The WHO earlier approved the Sinovac COVID-19 two-dose vaccine CoronaVac for emergency use, making it the second Chinese jab to receive the WHO’s green light.
Sinovac vaccines account for the bulk of COVID-19 jabs available in the country.
“Nagagalak ako sa balitang yan dahil ‘yan ay siguradong makaka-boost ng kumpyansa sa bakuna dahil nadagdagan ‘yung mga institusyon na nagsabi na ligtas at epektibo ang Sinovac na pinakamaraming ginagamit natin sa Pilipinas,” Presidential spokesperson Harry Roque said in an interview.
(I am happy with the news because it will surely boost the public’s confidence in the vaccine since another institution has assured that the vaccine is safe and effective.)
The Philippines has so far received 8.2 million vaccine doses from different manufacturers, of which 5.5 million are from Sinovac.
A recent Social Weather Stations (SWS) survey showed that most or 63% of Filipinos prefer COVID-19 vaccines made in the United States like Pfizer and Moderna vaccines.
WHO chief Tedros Adhanom Ghebreyesus earlier announced that WHO gave the Sinovac jab the green light “after being found to be safe, effective, and quality-assured.”
The WHO said the emergency use listing (EUL) gives countries, funders, procuring agencies, and communities assurance that the vaccine has met international standards.

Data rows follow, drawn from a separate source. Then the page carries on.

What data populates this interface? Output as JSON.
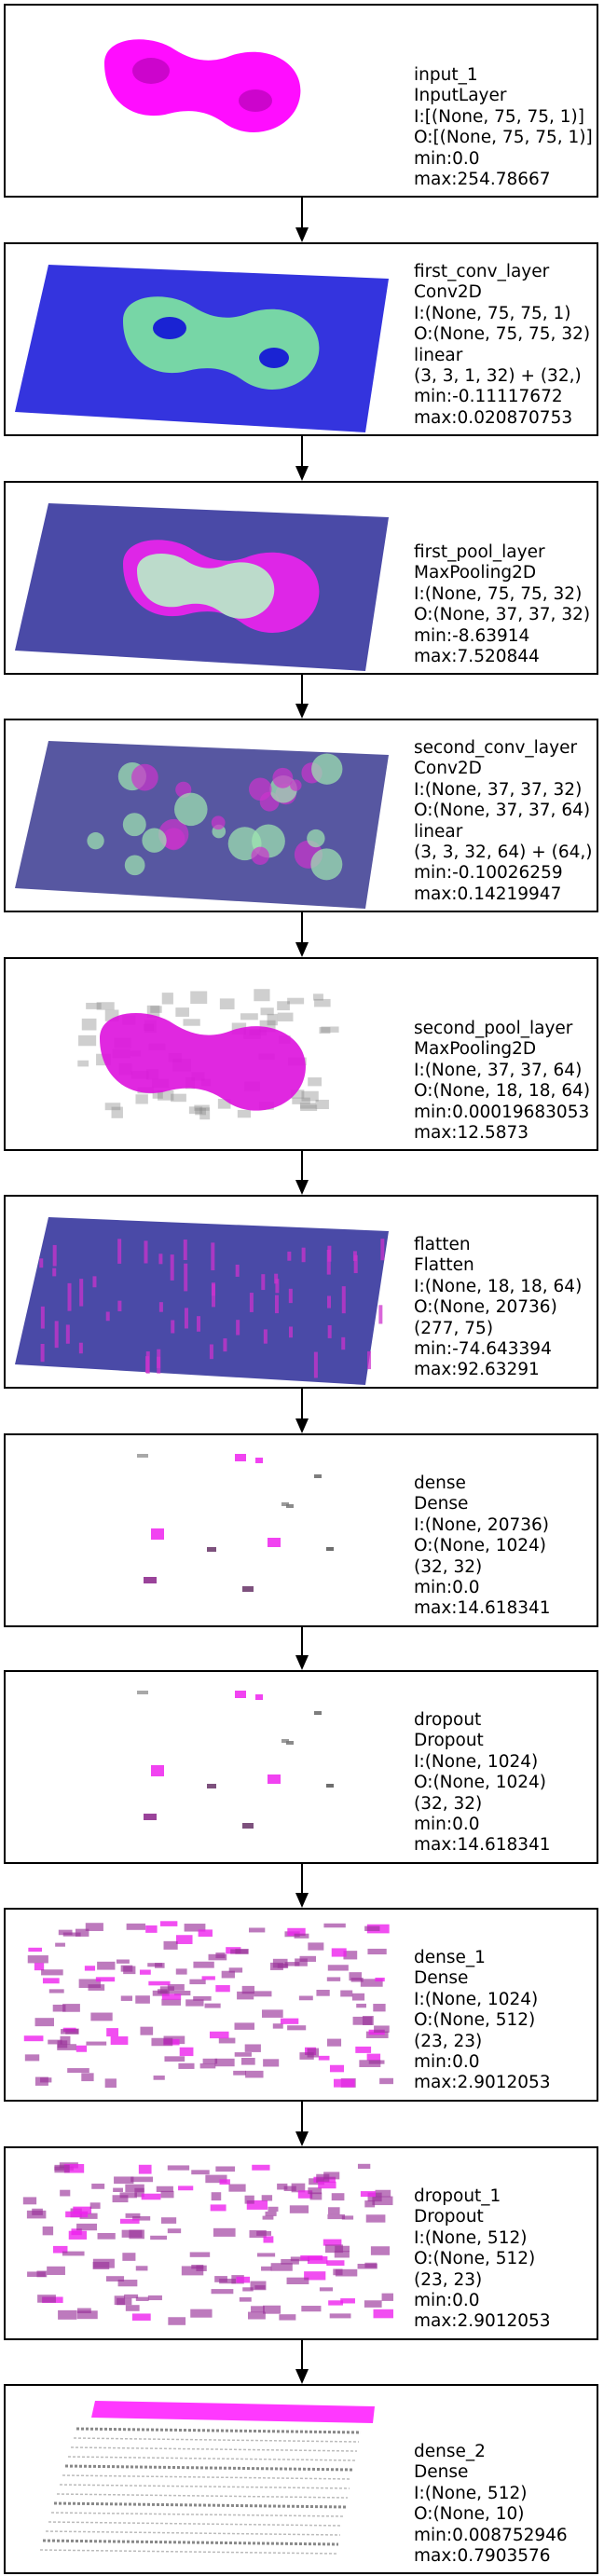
{
  "layers": [
    {
      "title": "input_1",
      "lines": [
        "InputLayer",
        "I:[(None, 75, 75, 1)]",
        "O:[(None, 75, 75, 1)]",
        "min:0.0",
        "max:254.78667"
      ],
      "viz": "blob",
      "colors": {
        "fill": "#ff00ff"
      }
    },
    {
      "title": "first_conv_layer",
      "lines": [
        "Conv2D",
        "I:(None, 75, 75, 1)",
        "O:(None, 75, 75, 32)",
        "linear",
        "(3, 3, 1, 32) + (32,)",
        "min:-0.11117672",
        "max:0.020870753"
      ],
      "viz": "plane-green",
      "colors": {
        "plane": "#1010d8",
        "accent": "#7ee8a0"
      }
    },
    {
      "title": "first_pool_layer",
      "lines": [
        "MaxPooling2D",
        "I:(None, 75, 75, 32)",
        "O:(None, 37, 37, 32)",
        "min:-8.63914",
        "max:7.520844"
      ],
      "viz": "plane-magenta",
      "colors": {
        "plane": "#2a2a98",
        "accent": "#ee22ee",
        "inner": "#b8f0c8"
      }
    },
    {
      "title": "second_conv_layer",
      "lines": [
        "Conv2D",
        "I:(None, 37, 37, 32)",
        "O:(None, 37, 37, 64)",
        "linear",
        "(3, 3, 32, 64) + (64,)",
        "min:-0.10026259",
        "max:0.14219947"
      ],
      "viz": "plane-mixed",
      "colors": {
        "plane": "#3a3a90",
        "accent": "#cc33cc",
        "inner": "#a0e8b0"
      }
    },
    {
      "title": "second_pool_layer",
      "lines": [
        "MaxPooling2D",
        "I:(None, 37, 37, 64)",
        "O:(None, 18, 18, 64)",
        "min:0.00019683053",
        "max:12.5873"
      ],
      "viz": "pool-blob",
      "colors": {
        "fill": "#dd11dd"
      }
    },
    {
      "title": "flatten",
      "lines": [
        "Flatten",
        "I:(None, 18, 18, 64)",
        "O:(None, 20736)",
        "(277, 75)",
        "min:-74.643394",
        "max:92.63291"
      ],
      "viz": "plane-stripes",
      "colors": {
        "plane": "#2a2a98",
        "accent": "#cc33cc"
      }
    },
    {
      "title": "dense",
      "lines": [
        "Dense",
        "I:(None, 20736)",
        "O:(None, 1024)",
        "(32, 32)",
        "min:0.0",
        "max:14.618341"
      ],
      "viz": "sparse",
      "colors": {
        "fill": "#ee22ee"
      }
    },
    {
      "title": "dropout",
      "lines": [
        "Dropout",
        "I:(None, 1024)",
        "O:(None, 1024)",
        "(32, 32)",
        "min:0.0",
        "max:14.618341"
      ],
      "viz": "sparse",
      "colors": {
        "fill": "#ee22ee"
      }
    },
    {
      "title": "dense_1",
      "lines": [
        "Dense",
        "I:(None, 1024)",
        "O:(None, 512)",
        "(23, 23)",
        "min:0.0",
        "max:2.9012053"
      ],
      "viz": "dense-grid",
      "colors": {
        "fill": "#993399"
      }
    },
    {
      "title": "dropout_1",
      "lines": [
        "Dropout",
        "I:(None, 512)",
        "O:(None, 512)",
        "(23, 23)",
        "min:0.0",
        "max:2.9012053"
      ],
      "viz": "dense-grid",
      "colors": {
        "fill": "#993399"
      }
    },
    {
      "title": "dense_2",
      "lines": [
        "Dense",
        "I:(None, 512)",
        "O:(None, 10)",
        "min:0.008752946",
        "max:0.7903576"
      ],
      "viz": "bars",
      "colors": {
        "fill": "#ff22ff"
      }
    }
  ]
}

The organization has also given EUL status to vaccines being made by Pfizer/BioNTech, Moderna, Johnson & Johnson, and the AstraZeneca jab being produced in India, South Korea, and the EU, which it counts separately.
WHO recommends the vaccine to be administered to adults 18 years and older, with the second dose administered two to four weeks after the first jab.
It said vaccine efficacy results showed that the vaccine prevented symptomatic disease in 51% of those vaccinated and prevented severe COVID-19 and hospitalization in 100% of the studied population.